Coimbra is a bustling college town anchored by the University of Coimbra. The University was founded in 1290, and is considered to be the oldest university in continuous operation in the world. It is on the UNESCO World Heritage list. For the first 200 years, the University alternated between Coimbra and Lisbon. In 1537, King John III permanently located it Coimbra. The campus, home to approximately 25,000 students, and specializes in letters, law, medical, technology, pharmacy, economics, psychology and sports sciences.

Our main objective was to visit the three main areas of the campus: The Ceremonial Hall, the Bibliotheca Joanina and Saint Michael’s Chapel. The ticket to visit these attractions cost €12 pp. we also spent quite a bit of time exploring the Universities Botanical Gardens that are located next to the campus.

Statue of King John III who established the University in Coimbra permanently.
Mosaic featuring Minerva the Roman Goddess of Wisdom that greets you at the entrance gate.
Courtyard view of the University.

The Ceremonial Hall

The Ceremonial Hall was originally called the Throne Hall. The ceiling consists of intricately painted wooden shapes that create a spectacular upward view. The walls are adorned with paintings of all of Portugal’s Kings. Currently, the school holds most of its ceremonies, PhD oral exams and the formal opening of the new school year in this Hall.

Hand painted wooden ceiling of the Ceremonial Hall.

Bibliotheca Joanina

To visit the library you must show up at exactly the time provided on your ticket. You enter through the bottom floor that was used as an academic prison. You then make your way to the second floor to view the special collection of books as you wait to be called to the third floor that contains the main shelves of the library.

The main book hall was built with wooden shelves, walls and floors, 2 meter thick surrounding walls and a teak door create the perfect humidity controlled rooms.

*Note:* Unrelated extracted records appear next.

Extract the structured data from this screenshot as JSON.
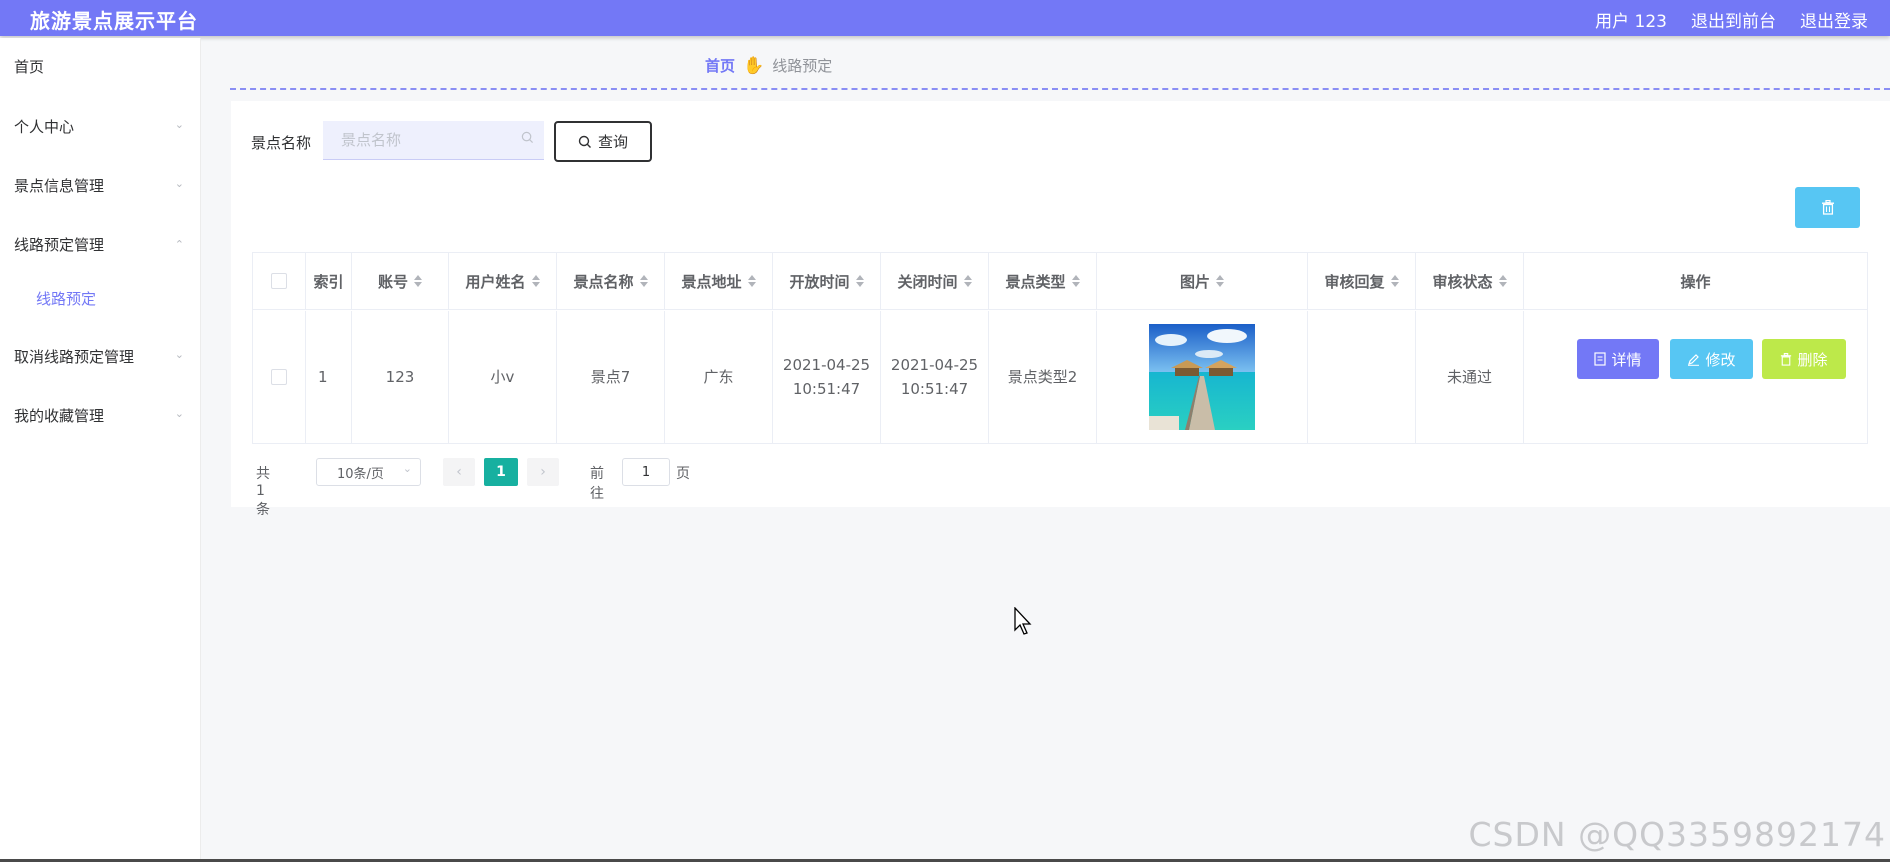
{
  "header": {
    "brand": "旅游景点展示平台",
    "user": "用户 123",
    "to_front": "退出到前台",
    "logout": "退出登录",
    "accent_color": "#7378f6"
  },
  "sidebar": {
    "items": [
      {
        "label": "首页"
      },
      {
        "label": "个人中心"
      },
      {
        "label": "景点信息管理"
      },
      {
        "label": "线路预定管理",
        "expanded": true,
        "children": [
          {
            "label": "线路预定",
            "active": true
          }
        ]
      },
      {
        "label": "取消线路预定管理"
      },
      {
        "label": "我的收藏管理"
      }
    ]
  },
  "breadcrumb": {
    "home": "首页",
    "current": "线路预定"
  },
  "search": {
    "label": "景点名称",
    "placeholder": "景点名称",
    "value": "",
    "button": "查询"
  },
  "table": {
    "columns": [
      "索引",
      "账号",
      "用户姓名",
      "景点名称",
      "景点地址",
      "开放时间",
      "关闭时间",
      "景点类型",
      "图片",
      "审核回复",
      "审核状态",
      "操作"
    ],
    "rows": [
      {
        "index": "1",
        "account": "123",
        "user_name": "小v",
        "spot_name": "景点7",
        "spot_address": "广东",
        "open_time": "2021-04-25 10:51:47",
        "close_time": "2021-04-25 10:51:47",
        "spot_type": "景点类型2",
        "image": "beach-pier-photo",
        "review_reply": "",
        "review_status": "未通过"
      }
    ],
    "actions": {
      "detail": "详情",
      "edit": "修改",
      "delete": "删除"
    }
  },
  "pagination": {
    "total": "共 1 条",
    "page_size": "10条/页",
    "current_page": "1",
    "goto_label": "前往",
    "goto_value": "1",
    "goto_unit": "页",
    "active_color": "#17b0a0"
  },
  "watermark": "CSDN @QQ3359892174"
}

Believe it or not, when the library is closed each evening, the tables are covered to protect them from the bats. Yes, bats! The bats work at night eating insects that would be detrimental to the books. Believe it or not! Since the library houses some extremely rare volumes, the elimination of insects and moths is crucial.

You are only allowed 10 minutes in the third level and The University doesn’t allow pictures in this part of the library. So, in order to see how beautiful it is, you need to visit it yourself or visit TripAdvisor for travelers pics. It was truly an amazing visit.

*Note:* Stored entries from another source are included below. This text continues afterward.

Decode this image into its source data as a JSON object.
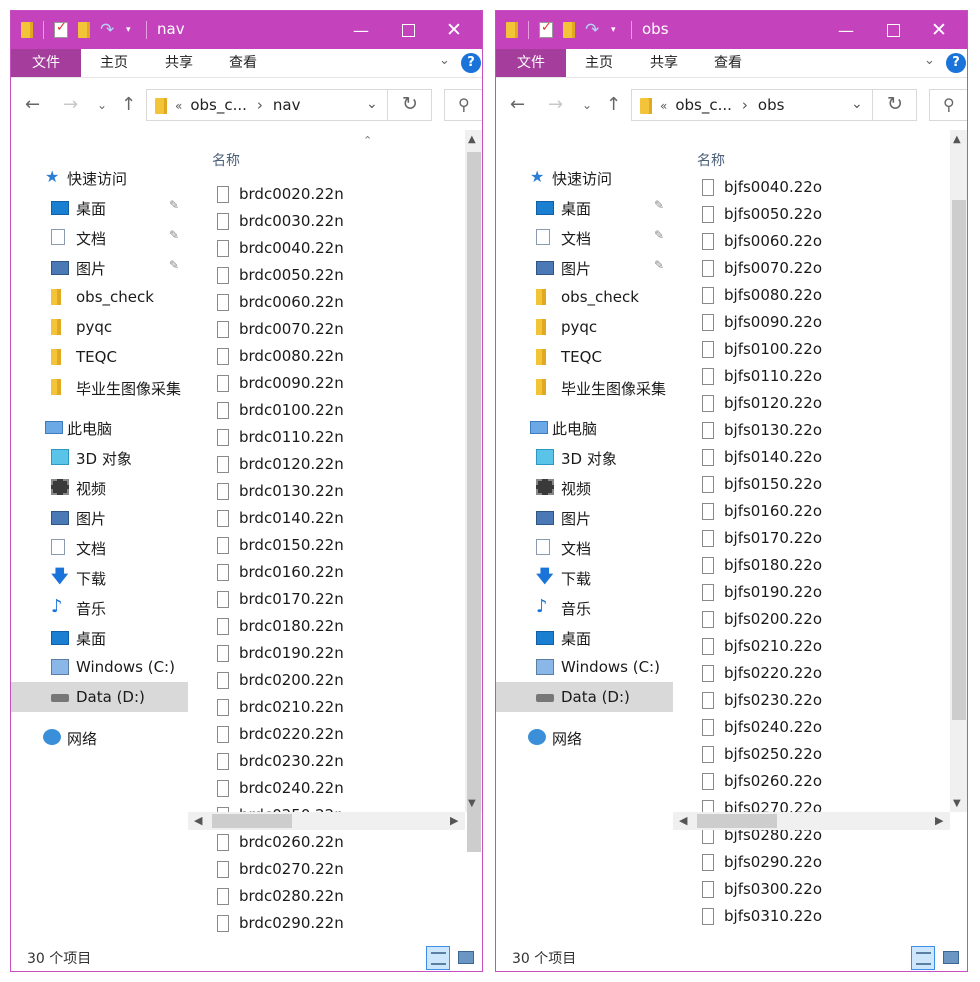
{
  "windows": [
    {
      "title": "nav",
      "ribbon_tabs": [
        "文件",
        "主页",
        "共享",
        "查看"
      ],
      "address": {
        "crumb1": "obs_c...",
        "sep": "›",
        "crumb2": "nav"
      },
      "nav": {
        "quick_access": "快速访问",
        "quick_items": [
          {
            "label": "桌面",
            "icon": "desktop-icon",
            "pinned": true
          },
          {
            "label": "文档",
            "icon": "document-icon",
            "pinned": true
          },
          {
            "label": "图片",
            "icon": "pictures-icon",
            "pinned": true
          },
          {
            "label": "obs_check",
            "icon": "folder-icon",
            "pinned": false
          },
          {
            "label": "pyqc",
            "icon": "folder-icon",
            "pinned": false
          },
          {
            "label": "TEQC",
            "icon": "folder-icon",
            "pinned": false
          },
          {
            "label": "毕业生图像采集",
            "icon": "folder-icon",
            "pinned": false
          }
        ],
        "this_pc": "此电脑",
        "pc_items": [
          {
            "label": "3D 对象",
            "icon": "3d-objects-icon"
          },
          {
            "label": "视频",
            "icon": "videos-icon"
          },
          {
            "label": "图片",
            "icon": "pictures-icon"
          },
          {
            "label": "文档",
            "icon": "document-icon"
          },
          {
            "label": "下载",
            "icon": "downloads-icon"
          },
          {
            "label": "音乐",
            "icon": "music-icon"
          },
          {
            "label": "桌面",
            "icon": "desktop-icon"
          },
          {
            "label": "Windows (C:)",
            "icon": "windows-drive-icon"
          },
          {
            "label": "Data (D:)",
            "icon": "drive-icon",
            "selected": true
          }
        ],
        "network": "网络"
      },
      "column_header": "名称",
      "files": [
        "brdc0020.22n",
        "brdc0030.22n",
        "brdc0040.22n",
        "brdc0050.22n",
        "brdc0060.22n",
        "brdc0070.22n",
        "brdc0080.22n",
        "brdc0090.22n",
        "brdc0100.22n",
        "brdc0110.22n",
        "brdc0120.22n",
        "brdc0130.22n",
        "brdc0140.22n",
        "brdc0150.22n",
        "brdc0160.22n",
        "brdc0170.22n",
        "brdc0180.22n",
        "brdc0190.22n",
        "brdc0200.22n",
        "brdc0210.22n",
        "brdc0220.22n",
        "brdc0230.22n",
        "brdc0240.22n",
        "brdc0250.22n",
        "brdc0260.22n",
        "brdc0270.22n",
        "brdc0280.22n",
        "brdc0290.22n"
      ],
      "status": "30 个项目",
      "colors": {
        "titlebar": "#c443bd",
        "file_tab": "#a43d9b"
      }
    },
    {
      "title": "obs",
      "ribbon_tabs": [
        "文件",
        "主页",
        "共享",
        "查看"
      ],
      "address": {
        "crumb1": "obs_c...",
        "sep": "›",
        "crumb2": "obs"
      },
      "nav": {
        "quick_access": "快速访问",
        "quick_items": [
          {
            "label": "桌面",
            "icon": "desktop-icon",
            "pinned": true
          },
          {
            "label": "文档",
            "icon": "document-icon",
            "pinned": true
          },
          {
            "label": "图片",
            "icon": "pictures-icon",
            "pinned": true
          },
          {
            "label": "obs_check",
            "icon": "folder-icon",
            "pinned": false
          },
          {
            "label": "pyqc",
            "icon": "folder-icon",
            "pinned": false
          },
          {
            "label": "TEQC",
            "icon": "folder-icon",
            "pinned": false
          },
          {
            "label": "毕业生图像采集",
            "icon": "folder-icon",
            "pinned": false
          }
        ],
        "this_pc": "此电脑",
        "pc_items": [
          {
            "label": "3D 对象",
            "icon": "3d-objects-icon"
          },
          {
            "label": "视频",
            "icon": "videos-icon"
          },
          {
            "label": "图片",
            "icon": "pictures-icon"
          },
          {
            "label": "文档",
            "icon": "document-icon"
          },
          {
            "label": "下载",
            "icon": "downloads-icon"
          },
          {
            "label": "音乐",
            "icon": "music-icon"
          },
          {
            "label": "桌面",
            "icon": "desktop-icon"
          },
          {
            "label": "Windows (C:)",
            "icon": "windows-drive-icon"
          },
          {
            "label": "Data (D:)",
            "icon": "drive-icon",
            "selected": true
          }
        ],
        "network": "网络"
      },
      "column_header": "名称",
      "files": [
        "bjfs0040.22o",
        "bjfs0050.22o",
        "bjfs0060.22o",
        "bjfs0070.22o",
        "bjfs0080.22o",
        "bjfs0090.22o",
        "bjfs0100.22o",
        "bjfs0110.22o",
        "bjfs0120.22o",
        "bjfs0130.22o",
        "bjfs0140.22o",
        "bjfs0150.22o",
        "bjfs0160.22o",
        "bjfs0170.22o",
        "bjfs0180.22o",
        "bjfs0190.22o",
        "bjfs0200.22o",
        "bjfs0210.22o",
        "bjfs0220.22o",
        "bjfs0230.22o",
        "bjfs0240.22o",
        "bjfs0250.22o",
        "bjfs0260.22o",
        "bjfs0270.22o",
        "bjfs0280.22o",
        "bjfs0290.22o",
        "bjfs0300.22o",
        "bjfs0310.22o"
      ],
      "status": "30 个项目",
      "colors": {
        "titlebar": "#c443bd",
        "file_tab": "#a43d9b"
      }
    }
  ]
}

Front view of the Bibliotheca Joanina

Saint Michael’s Chapel

The building that houses the Chapel was built in the late 15th century. The alter of the chapel is Our Lady of Light and she is the patron saint of students. The walls of the chapel are covered in tiles and the ceiling is magnificently painted.

The organ is a major piece of art. This 2,000 pipe beauty is covered in gold leaf and chinoiserie and is a sight to behold. It was installed in 1733 and continues to be used to this day. The docent shared with us that it was overbuilt for the chapel and you won’t have any problems hearing it during a service. Mass services are performed in this chapel weekly.

The nave and ceiling of the Chapel.
The glorious organ of the Chapel.

The Cape

The cape is awarded to students after they have completed their first year at the University and have gone through the “rush” process. It’s a proud moment to receive your cape as it is a symbol of belonging to the University and the student body.

They capes were designed after the outfits that the monks wore as a designation of influence on education. Each major university has their own insignia that differentiates them from each other. The clothing they wear underneath the cape is designated by guidelines for men and women.

A young lady proudly poses in her new cape.